Carnap / 5 Antworten / Baumansicht Nickles

Ein Bekannter v. mir (ohne Internet) hat bereits Win 95 und NT installiert. NT bringt einen eigenen Bootmanager mit. Laut ct von heute kann dieser auch Linux boten. Was mir in dem Artikel aber nicht klargeworden ist: Braucht man dann bei de Linux-Installation (Suse 6.1) überhaupt noch Lilo? Ich meine, ist die Lilo-Installation optional, oder kann man auf den verzichten?
Hoffe, ihr könnt uns helfen.
lg
C (Carnap)

Antwort:
Lilo Installation ist in der Tat optional. Es gibt diverse Möglichkeiten Linux zu Booten:
Bootdiskette - Umständlich, fehleranfällig, langsam dafür sehr einfach zu haben.
Loadlin - Schnell, einfach, problemlos. Nachteil: Man muss zunächst immer DOS/Windows Booten bevor man Linux booten kann
NT-Bootmanager - Etwas umständliche Installation danach sehr einfach.
sonstiges - k.a.
j.
(jay)

Antwort:
Du kannst auf LILO verzichten, der NT-Bootmanager startet Linux sauber hoch.
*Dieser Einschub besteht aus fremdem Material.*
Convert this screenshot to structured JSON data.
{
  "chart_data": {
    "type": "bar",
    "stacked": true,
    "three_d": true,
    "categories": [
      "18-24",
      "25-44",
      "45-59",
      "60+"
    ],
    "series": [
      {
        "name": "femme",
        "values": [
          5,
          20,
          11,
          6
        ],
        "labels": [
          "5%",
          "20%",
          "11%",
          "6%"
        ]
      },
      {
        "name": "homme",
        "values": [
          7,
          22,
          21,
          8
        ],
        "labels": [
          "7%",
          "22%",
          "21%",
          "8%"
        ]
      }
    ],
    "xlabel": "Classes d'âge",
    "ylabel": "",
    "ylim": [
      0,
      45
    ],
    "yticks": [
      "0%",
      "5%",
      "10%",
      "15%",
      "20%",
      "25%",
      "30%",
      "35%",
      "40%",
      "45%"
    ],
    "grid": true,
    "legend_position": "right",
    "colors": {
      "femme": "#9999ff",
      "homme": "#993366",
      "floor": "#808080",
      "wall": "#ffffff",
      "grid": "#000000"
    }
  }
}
Ich habe bei mir übrigens alle bootbaren Partitionen mit dem in c't erwähnten Programm bootpart in den NT-Bootmanager eingetragen, funktioniert hervorragend.
Gruß
benno
(benno)

Antwort:
Danke, werde den Artikel nocheinmal durchgehen...
lg
C
(Carnap)

Antwort:
Hello,
leider bin ich noch sehr jungfräulich, was Linux betrifft, bisher nur MS geeumelt.
Aber mein "BootMagic" von Powerquest verwaltet auf Platte 1 ->Win95c, WinNT4, Win98; auf Platte 2 -> Linux6.1, Win95b; und auf Platte 3 -> Dos6.22 und Win3.11 - und jede dieser primären Partitionen ist extrem sauber bootbar.
Allerdings müssen die FAT-Partitionen der Platten D und E mit einem anderen Programm mit einem Mausklick "aktiviert" (bootbar) werden.
Alles funktioniert prima!
Klaus
(Klaus)

Antwort:
Danke dir auch. Bootmagic habe ich ohnehin, möchte mir aber als Notbagel, wenns mit dem NT-Loader opder OS/2-Bootmanager nicht geht, auifbehalten.
(Ich weiß, es ist nur Eitekkeit, aber Bootmagic gefällt mir nicht 8-) )
lg
C
(Carnap)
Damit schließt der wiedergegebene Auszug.